The rapid technological progress has resulted in the natural evolution of sutureless aortic valves from conventional sutured valves. SU-AVR, by avoiding placement and tying of sutures after annular decalcification, has been shown to facilitate minimally invasive approaches while minimizing cross-clamp and cardiopulmonary bypass durations. Shortened operational durations of SU-AVR may help reduce post-operative mortality and morbidity and improve cost-effectiveness, particularly in high-risk patients as well as in those undergoing complex or concomitant procedures. I am extremely grateful to Drs. Glauber, Borger, Misfeld, Dapunt, Santarpino and Fishlein for showing in detail their surgical techniques for the implant of all currently available sutureless and rapid deployment aortic valve prostheses. It is easy to believe that this promising technology will render SU-AVR the standard intervention for patients with aortic valve disease in the near future.

However, given its recent introduction, the evidence outlining its safety, efficacy, hemodynamic profile and potential complications is predominantly limited to small-volume observational studies and occasional comparative publications. In this issue of ACS, I am proud to introduce the Sutureless Projects, a multicentre international collaborative research effort into SU-AVR under the auspices of the international valvular surgery study group (IVSSG).
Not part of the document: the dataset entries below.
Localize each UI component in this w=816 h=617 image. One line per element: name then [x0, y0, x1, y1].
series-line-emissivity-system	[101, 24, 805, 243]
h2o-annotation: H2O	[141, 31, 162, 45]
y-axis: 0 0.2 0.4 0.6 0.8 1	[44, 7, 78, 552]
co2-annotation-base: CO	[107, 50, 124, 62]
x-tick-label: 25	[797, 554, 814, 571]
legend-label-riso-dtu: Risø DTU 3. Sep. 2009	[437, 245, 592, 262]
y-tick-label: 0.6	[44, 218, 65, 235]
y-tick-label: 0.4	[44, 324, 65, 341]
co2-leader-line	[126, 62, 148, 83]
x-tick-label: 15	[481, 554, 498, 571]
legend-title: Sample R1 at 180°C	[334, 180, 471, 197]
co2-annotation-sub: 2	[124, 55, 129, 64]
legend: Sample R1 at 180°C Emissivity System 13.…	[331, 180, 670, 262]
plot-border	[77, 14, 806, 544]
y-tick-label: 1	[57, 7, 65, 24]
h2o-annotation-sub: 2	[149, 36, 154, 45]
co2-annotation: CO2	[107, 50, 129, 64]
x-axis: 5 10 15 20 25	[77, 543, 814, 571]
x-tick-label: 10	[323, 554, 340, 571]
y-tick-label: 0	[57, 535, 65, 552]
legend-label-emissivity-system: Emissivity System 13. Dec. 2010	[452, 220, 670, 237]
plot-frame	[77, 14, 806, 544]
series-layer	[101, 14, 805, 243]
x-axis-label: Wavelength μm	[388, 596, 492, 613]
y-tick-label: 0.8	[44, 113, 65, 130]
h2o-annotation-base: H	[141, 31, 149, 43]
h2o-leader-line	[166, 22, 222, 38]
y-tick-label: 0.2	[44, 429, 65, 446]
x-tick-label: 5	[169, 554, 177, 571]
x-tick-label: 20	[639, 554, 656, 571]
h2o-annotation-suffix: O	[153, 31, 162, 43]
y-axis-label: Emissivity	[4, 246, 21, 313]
The IVSSG is formed by a collaborative network of over 32 surgeons from more than 10 countries worldwide, and has been formulated with the aim of providing the best evidence available for SU-AVR. It is envisaged that systematic and collaborative efforts will shape clinical guidelines, optimize patient outcomes and set future directions of research.

I would like to close by thanking the Editor in Chief, Professor Tristan Yan, for the privilege of serving as the guest editor for this issue on minimally invasive AVR. With its innovative formula and outstandingly high quality contents, ACS is a clear testament to the brilliance of its founder. Working with Tristan Yan, with his highly efficient editorial staff, and with CoreGroup International, unsurpassed for efficiency, competence and professionalism, has been tremendously stimulating.

I sincerely hope that ACS readers will find this issue useful to increase their knowledge on minimally invasive aortic valve surgery in order to support their treatment decisions and improve patient care. Enjoy!

Marco Di Eusanio, MD, PhD

Department of Cardiovascular Surgery, Sant’Orsola-Malpighi Hospital, Bologna University, Bologna, Italy.

doi: 10.3978/j.issn.2225-319X.2015.01.04

Disclosure: The authors declare no conflict of interest.